Economic Gloom Continues in January Traffic
International passenger demand fell by 5.6% in January 2009 compared to the same month in 2008, according to figures released this morning by the
International Air Transport Association which noted that the results are a full percentage point worse than the 4.6% year-on-year drop recorded in December. The January fall in demand is the fifth consecutive month of contraction.
The 5.6% drop in passenger demand outpaced capacity cuts of 2.0% driving the load factor to 72.8% - 2.8% below what was recorded for January 2008.
The alarming collapse in cargo markets in December (-22.6%) worsened in January 2009 with a 23.2% year-on-year demand drop, said IATA. This is the eighth consecutive month of contraction for freight traffic.
“Alarm bells are ringing everywhere,” said Director General and CEO Giovanni Bisignani. “Every region’s carriers are reporting big drops in cargo. And, aside from the Middle East carriers, passenger demand is falling in all regions. The industry is in a global crisis and we have not yet seen the bottom. The only good news is that fuel prices remain well below last year’s level. But the drop in demand is much more harmful. The industry is shrinking with revenues expected to fall by US$35 billion to US$500 billion, delivering a loss of US$2.5 billion this year.
“Airlines remain in intensive care,” he continued, “but while others ask for government bailouts, our demands on governments are much more modest. First, don’t tax us to death in order to pay for investments in the banking industry. This includes the UK government’s plans to increase its multi-billion pound Air Passenger Duty and the Dutch Government’s misguided departure tax. In 2008, even as governments delivered tax breaks to stimulate economic growth, the airline industry took on an additional tax burden of US$6.9 billion. Second, give airlines the commercial freedoms that every other business takes for granted. With the world’s capital markets in disarray, archaic ownership restrictions are an unnecessary burden that must be lifted. Today’s crisis highlights the need to change the structure of this hyper-fragmented and fragile industry.”
Passenger
• Asian carriers led the decline in passenger demand with an 8.4% year-on-year drop in January. While this is slightly better than the 9.7% contraction in December, this is positively skewed by Chinese New Year which fell at the end of January 2009 (and which was in February the year before). Capacity in the region contracted 4.3%. With Japan, the region’s largest market for air travel, expected to see its economy contract by an unprecedented 5% in 2009, the prospects for traffic in the region remain dismal.

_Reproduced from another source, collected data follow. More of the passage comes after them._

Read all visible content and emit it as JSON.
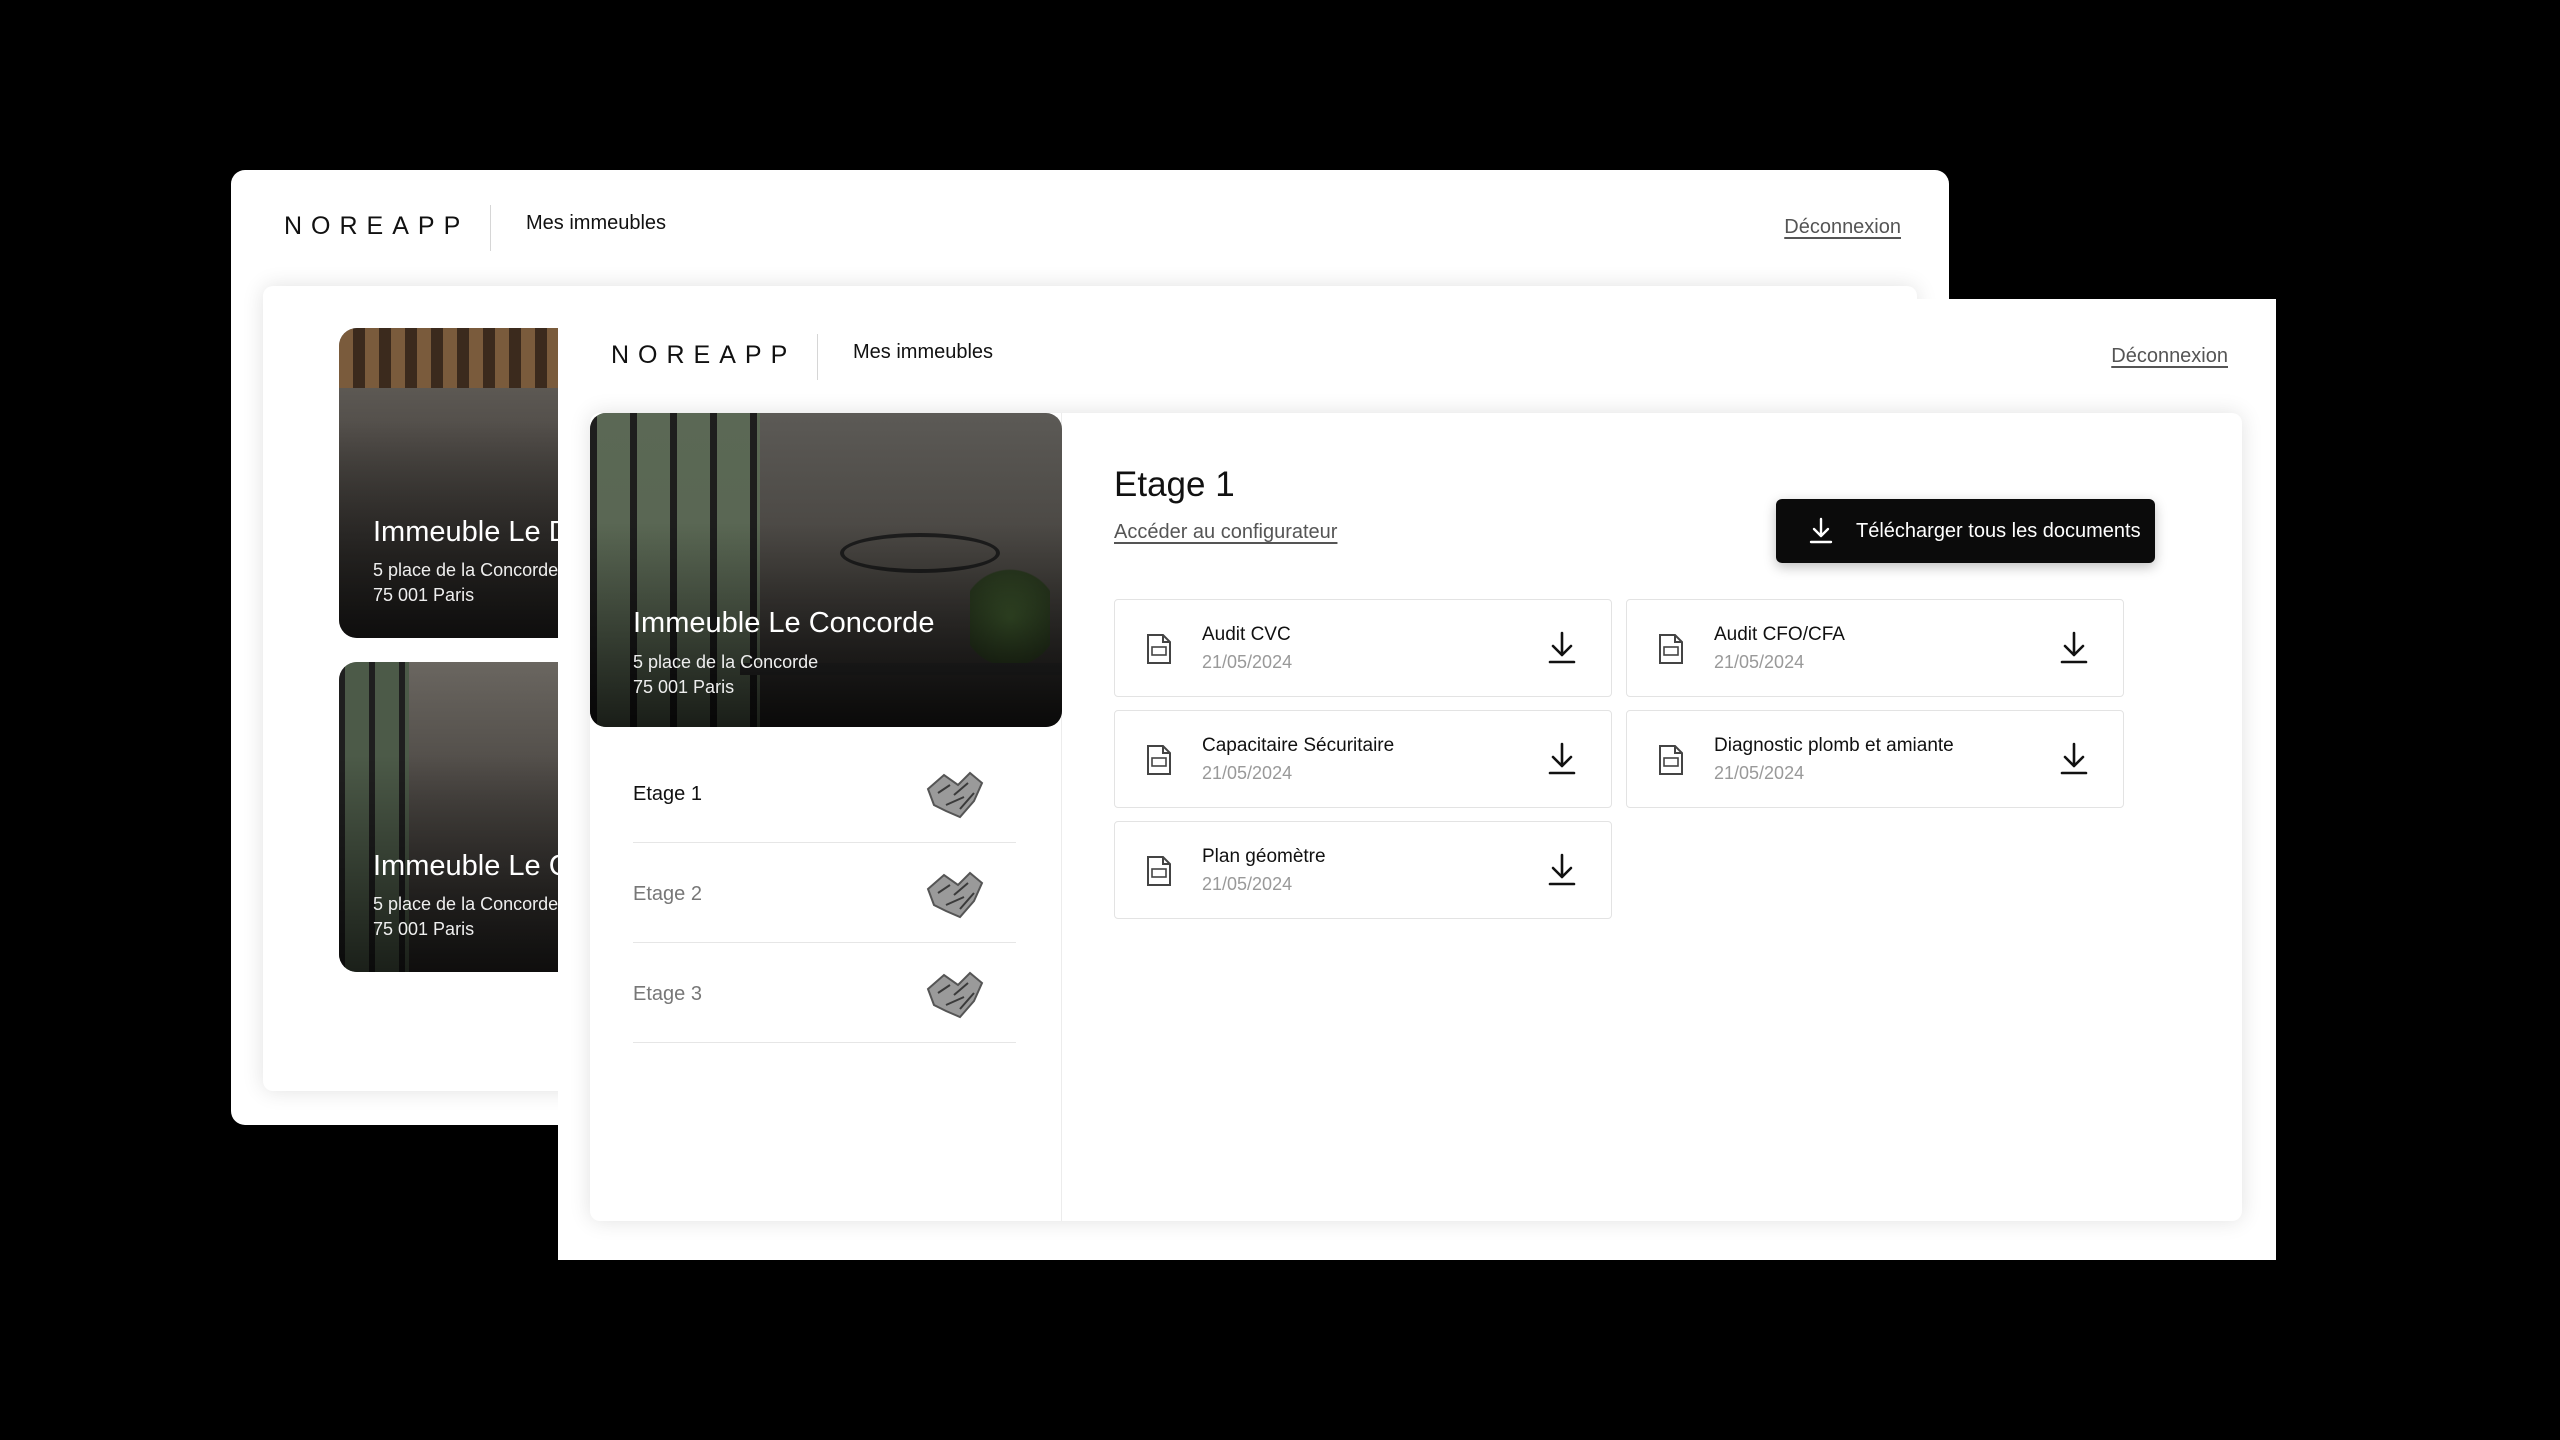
{
  "brand": "NOREAPP",
  "nav": {
    "my_buildings": "Mes immeubles",
    "logout": "Déconnexion"
  },
  "back_window": {
    "buildings": [
      {
        "name": "Immeuble Le Daup",
        "address_line1": "5 place de la Concorde",
        "address_line2": "75 001 Paris"
      },
      {
        "name": "Immeuble Le Conc",
        "address_line1": "5 place de la Concorde",
        "address_line2": "75 001 Paris"
      }
    ]
  },
  "building": {
    "name": "Immeuble Le Concorde",
    "address_line1": "5 place de la Concorde",
    "address_line2": "75 001 Paris"
  },
  "floors": [
    {
      "label": "Etage 1",
      "active": true
    },
    {
      "label": "Etage 2",
      "active": false
    },
    {
      "label": "Etage 3",
      "active": false
    }
  ],
  "detail": {
    "title": "Etage 1",
    "configurator_link": "Accéder au configurateur",
    "download_all": "Télécharger tous les documents"
  },
  "documents": [
    {
      "name": "Audit CVC",
      "date": "21/05/2024"
    },
    {
      "name": "Audit CFO/CFA",
      "date": "21/05/2024"
    },
    {
      "name": "Capacitaire Sécuritaire",
      "date": "21/05/2024"
    },
    {
      "name": "Diagnostic plomb et amiante",
      "date": "21/05/2024"
    },
    {
      "name": "Plan géomètre",
      "date": "21/05/2024"
    }
  ],
  "icons": {
    "download": "download-icon",
    "pdf": "pdf-file-icon",
    "floor_plan": "floor-plan-thumbnail"
  },
  "colors": {
    "primary_button": "#0b0b0b",
    "background": "#000000",
    "muted_text": "#999999"
  }
}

• North American carriers posted the second largest passenger decline at 6.2% led by a decline in Trans-Pacific travel. In response, carriers withdrew 2.6% of their international capacity, clawing back some of the expansion of 2008.
• European carriers offset a 5.7% decline in demand with a 3.6% decrease in capacity. Demand decreased sharply from the 2.7% fall in December as European economies move into deep recession.
• Latin American carriers saw a modest decline of 1.4%. Even against a 0.5% increase in capacity, the region turned in the highest load factors at 74.9%.
• African carriers saw the demand decline slow from an average 4.0% in 2008 to 2.6% in January.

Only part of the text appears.